Durante i «Trenta gloriosi» l’industria ha sviluppato prodotti che hanno sostenuto il processo di individualizzazione: la macchina, il campeggio o il videoregistratore che hanno dato alle persone la sensazione di vivere come volevano. Verso la fine degli anni Novanta sono apparsi Internet e il telefono cellulare che hanno permesso una maggiore mobilità e un accesso alle informazioni. Ciò ha dato l’illusione di ottenere una maggiore autonomia e usare meglio il nostro «capitale umano». Lo smartphone ha amplificato il fenomeno dando la sensazione di avere il mondo a portata di mano e di essere più attori della nostra vita. Il cerchio si è completato: il tecno-liberalismo ha generato un liberalismo del sé. L’utopia dell’emancipazione attraverso le reti sociali è stata una favola.

Su quali basi possiamo costruire una società di fronte alle nuove sfide che dobbiamo affrontare?

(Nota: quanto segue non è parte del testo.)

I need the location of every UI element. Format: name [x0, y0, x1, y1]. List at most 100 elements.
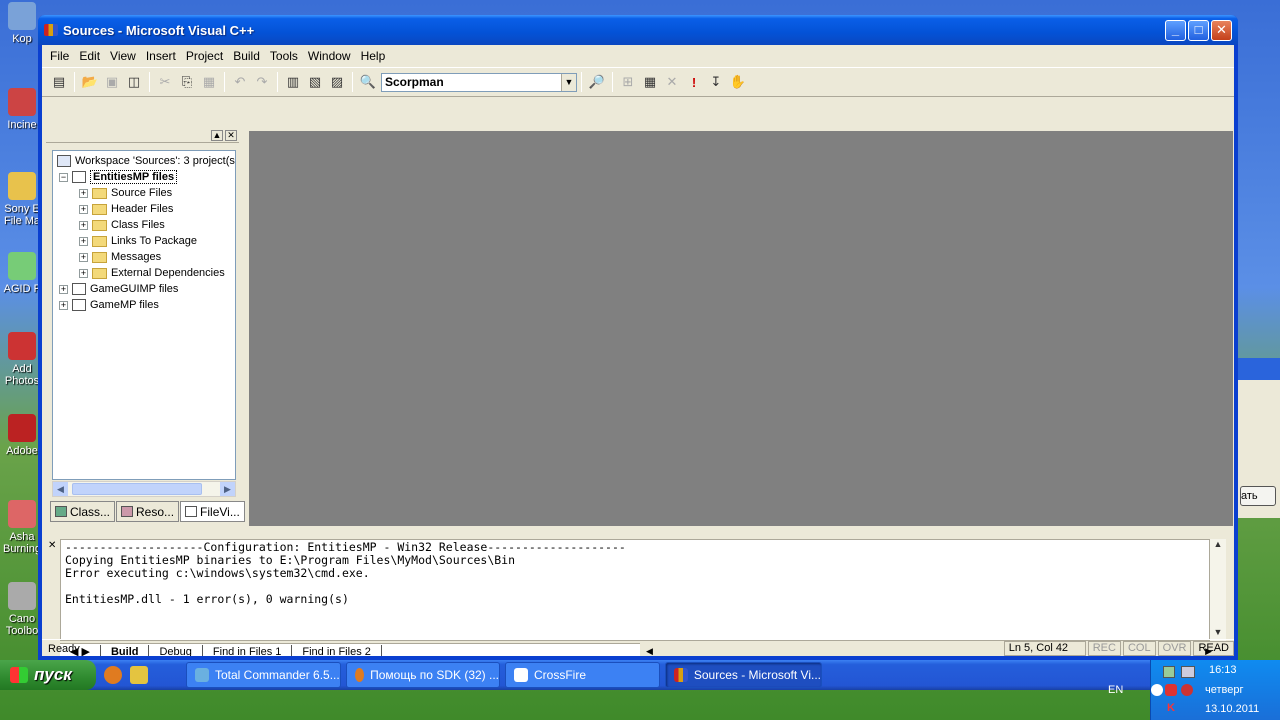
firefox-icon[interactable]	[104, 666, 122, 684]
tray-app-icon[interactable]	[1163, 666, 1175, 678]
close-icon[interactable]: ✕	[48, 540, 56, 551]
visual-cpp-icon	[674, 668, 688, 682]
output-vscrollbar[interactable]: ▲ ▼	[1210, 539, 1226, 641]
paste-icon[interactable]: ▦	[198, 71, 220, 93]
status-read: READ	[1193, 641, 1234, 656]
background-button[interactable]: ать	[1240, 486, 1276, 506]
k-icon[interactable]: K	[1167, 702, 1175, 714]
workspace-icon[interactable]: ▥	[282, 71, 304, 93]
collapse-icon[interactable]: −	[59, 172, 68, 182]
close-icon[interactable]: ✕	[225, 130, 237, 141]
arrow-icon[interactable]	[1151, 684, 1163, 696]
copy-icon[interactable]: ⎘	[176, 71, 198, 93]
scroll-left-icon[interactable]: ◀	[53, 482, 68, 496]
class-view-icon	[55, 506, 67, 517]
execute-icon[interactable]: !	[683, 71, 705, 93]
quicklaunch-icon[interactable]	[130, 666, 148, 684]
tree-project[interactable]: + GameMP files	[59, 297, 159, 313]
menu-file[interactable]: File	[50, 49, 69, 63]
clock-time[interactable]: 16:13	[1209, 664, 1237, 676]
expand-icon[interactable]: +	[79, 268, 88, 278]
close-button[interactable]: ✕	[1211, 19, 1232, 41]
dock-icon[interactable]: ▲	[211, 130, 223, 141]
task-crossfire[interactable]: CrossFire	[505, 662, 660, 688]
task-sdk-help[interactable]: Помощь по SDK (32) ...	[346, 662, 500, 688]
menu-edit[interactable]: Edit	[79, 49, 100, 63]
menu-build[interactable]: Build	[233, 49, 260, 63]
task-visual-cpp[interactable]: Sources - Microsoft Vi...	[665, 662, 822, 688]
stop-build-icon[interactable]: ✕	[661, 71, 683, 93]
language-indicator[interactable]: EN	[1108, 684, 1123, 696]
chevron-down-icon[interactable]: ▼	[561, 73, 576, 91]
output-icon[interactable]: ▧	[304, 71, 326, 93]
file-tree: Workspace 'Sources': 3 project(s − Entit…	[52, 150, 236, 480]
menu-tools[interactable]: Tools	[270, 49, 298, 63]
shield-icon[interactable]	[1181, 684, 1193, 696]
window-title: Sources - Microsoft Visual C++	[63, 22, 255, 38]
tab-classview[interactable]: Class...	[50, 501, 116, 522]
scroll-right-icon[interactable]: ▶	[220, 482, 235, 496]
tree-folder[interactable]: + Links To Package	[79, 233, 197, 249]
menu-project[interactable]: Project	[186, 49, 223, 63]
breakpoint-icon[interactable]: ✋	[727, 71, 749, 93]
status-rec: REC	[1087, 641, 1121, 656]
tree-folder[interactable]: + Header Files	[79, 201, 173, 217]
expand-icon[interactable]: +	[79, 204, 88, 214]
output-text[interactable]: --------------------Configuration: Entit…	[60, 539, 1210, 641]
tree-folder[interactable]: + External Dependencies	[79, 265, 225, 281]
title-bar[interactable]: Sources - Microsoft Visual C++ _ □ ✕	[38, 15, 1238, 45]
expand-icon[interactable]: +	[79, 252, 88, 262]
cut-icon[interactable]: ✂	[154, 71, 176, 93]
workspace-hscrollbar[interactable]: ◀ ▶	[52, 481, 236, 497]
status-position: Ln 5, Col 42	[1003, 641, 1086, 656]
tree-project[interactable]: + GameGUIMP files	[59, 281, 178, 297]
undo-icon[interactable]: ↶	[229, 71, 251, 93]
window-list-icon[interactable]: ▨	[326, 71, 348, 93]
tab-fileview[interactable]: FileVi...	[180, 501, 245, 522]
mdi-client-area[interactable]	[249, 131, 1233, 526]
start-button[interactable]: пуск	[0, 660, 96, 690]
tree-folder[interactable]: + Source Files	[79, 185, 172, 201]
workspace-panel: ▲ ✕ Workspace 'Sources': 3 project(s − E…	[46, 129, 245, 524]
workspace-icon	[57, 155, 71, 167]
expand-icon[interactable]: +	[79, 220, 88, 230]
tree-root[interactable]: Workspace 'Sources': 3 project(s	[57, 153, 235, 169]
clock-day: четверг	[1205, 684, 1244, 696]
save-icon[interactable]: ▣	[101, 71, 123, 93]
expand-icon[interactable]: +	[59, 300, 68, 310]
go-icon[interactable]: ↧	[705, 71, 727, 93]
workspace-grip[interactable]: ▲ ✕	[46, 129, 239, 143]
minimize-button[interactable]: _	[1165, 19, 1186, 41]
tab-resourceview[interactable]: Reso...	[116, 501, 180, 522]
menu-insert[interactable]: Insert	[146, 49, 176, 63]
app-icon[interactable]	[44, 24, 58, 36]
compile-icon[interactable]: ⊞	[617, 71, 639, 93]
find-in-files-icon[interactable]: 🔍	[357, 71, 379, 93]
find-combo[interactable]: Scorpman ▼	[381, 72, 577, 92]
network-icon[interactable]	[1181, 666, 1195, 678]
scroll-up-icon[interactable]: ▲	[1210, 539, 1226, 553]
expand-icon[interactable]: +	[59, 284, 68, 294]
scroll-thumb[interactable]	[72, 483, 202, 495]
save-all-icon[interactable]: ◫	[123, 71, 145, 93]
task-total-commander[interactable]: Total Commander 6.5...	[186, 662, 341, 688]
expand-icon[interactable]: +	[79, 188, 88, 198]
maximize-button[interactable]: □	[1188, 19, 1209, 41]
tree-folder[interactable]: + Messages	[79, 249, 161, 265]
status-col: COL	[1122, 641, 1156, 656]
open-icon[interactable]: 📂	[79, 71, 101, 93]
folder-icon	[92, 235, 107, 247]
search-icon[interactable]: 🔎	[586, 71, 608, 93]
menu-view[interactable]: View	[110, 49, 136, 63]
resource-view-icon	[121, 506, 134, 517]
tree-project-entitiesmp[interactable]: − EntitiesMP files	[59, 169, 178, 185]
redo-icon[interactable]: ↷	[251, 71, 273, 93]
new-text-file-icon[interactable]: ▤	[48, 71, 70, 93]
menu-help[interactable]: Help	[361, 49, 386, 63]
expand-icon[interactable]: +	[79, 236, 88, 246]
menu-window[interactable]: Window	[308, 49, 351, 63]
build-icon[interactable]: ▦	[639, 71, 661, 93]
antivirus-icon[interactable]	[1165, 684, 1177, 696]
tree-folder[interactable]: + Class Files	[79, 217, 165, 233]
folder-icon	[92, 203, 107, 215]
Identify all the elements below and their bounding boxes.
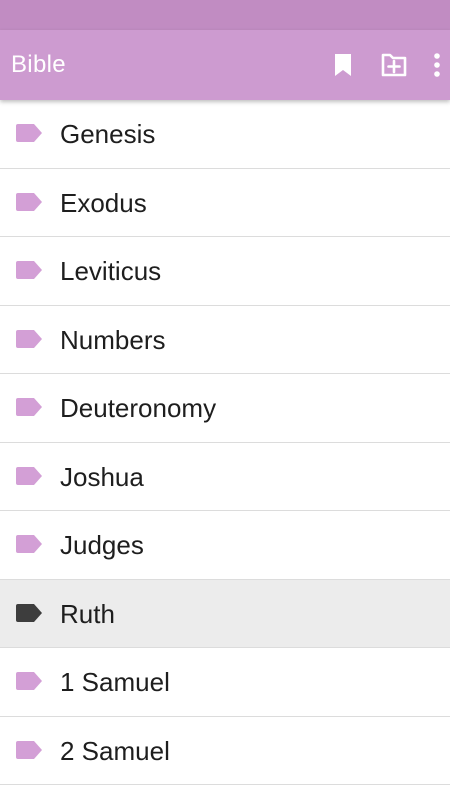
label-tag-icon <box>16 466 42 485</box>
more-vert-icon <box>434 53 440 77</box>
book-label: Leviticus <box>60 256 162 286</box>
add-bookmark-button[interactable] <box>374 30 414 100</box>
book-item-1-samuel[interactable]: 1 Samuel <box>0 648 450 717</box>
book-label: 2 Samuel <box>60 735 170 766</box>
book-item-2-samuel[interactable]: 2 Samuel <box>0 716 450 785</box>
book-item-judges[interactable]: Judges <box>0 511 450 580</box>
book-item-deuteronomy[interactable]: Deuteronomy <box>0 374 450 443</box>
app-bar: Bible <box>0 30 450 100</box>
label-tag-icon <box>16 398 42 416</box>
label-tag-icon <box>16 740 42 759</box>
book-item-exodus[interactable]: Exodus <box>0 168 450 237</box>
label-tag-icon <box>16 261 42 279</box>
book-item-leviticus[interactable]: Leviticus <box>0 237 450 306</box>
book-item-genesis[interactable]: Genesis <box>0 100 450 169</box>
book-label: Joshua <box>60 461 144 492</box>
bookmark-icon <box>335 54 351 76</box>
label-tag-icon <box>16 535 42 553</box>
label-tag-icon <box>16 329 42 348</box>
book-label: Ruth <box>60 598 115 629</box>
book-label: Exodus <box>60 187 147 218</box>
more-options-button[interactable] <box>424 30 450 100</box>
label-tag-icon <box>16 192 42 211</box>
book-label: Genesis <box>60 119 156 149</box>
add-bookmark-icon <box>381 53 407 77</box>
book-label: Deuteronomy <box>60 393 217 423</box>
label-tag-icon <box>16 672 42 690</box>
book-item-numbers[interactable]: Numbers <box>0 305 450 374</box>
label-tag-icon <box>16 124 42 142</box>
book-item-ruth[interactable]: Ruth <box>0 579 450 648</box>
book-label: 1 Samuel <box>60 667 170 697</box>
book-item-joshua[interactable]: Joshua <box>0 442 450 511</box>
book-label: Judges <box>60 530 144 560</box>
book-label: Numbers <box>60 324 166 355</box>
status-bar <box>0 0 450 30</box>
bookmark-button[interactable] <box>326 30 360 100</box>
label-tag-icon <box>16 603 42 622</box>
app-title: Bible <box>11 51 66 78</box>
book-list: Genesis Exodus Leviticus Numbers Deutero… <box>0 100 450 785</box>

Dovremmo lavorare per stabilire una democrazia radicale, per usare le parole del filosofo John Dewey, attiva ovunque. L’alternativa non dovrebbe più consistere nel coltivare verdure biologiche o rinunciare a tutto da un giorno all’altro. Dobbiamo sostenere tutti i tipi di progetti virtuosi. Durante gli anni Dieci molto denaro pubblico è stato investito in start-up che sono state erroneamente glorificate. È invece il momento di considerare altre forme di organizzazione collettiva: nell’assistenza, nell’educazione, nel lavoro. Il denaro pubblico – cioè il nostro – deve essere investito in iniziative alternative che siano meno interessate al profitto e facciano parte di reti di solidarietà. L’alternativa non deve più essere un atto eroico, ma diventare diffusa. Dobbiamo difendere il diritto a sperimentare, sul terreno delle nostre realtà quotidiane, altri modi di vivere più appaganti che non danneggino nessuno e la biosfera. Questo mi sembra l’unico modo per sbarazzarci del risentimento e sperimentare la gioia unica di essere pienamente attori dei nostri destini. Altrimenti, è probabile che la furia di tutti contro tutti diventi la caratteristica dominante dell’epoca.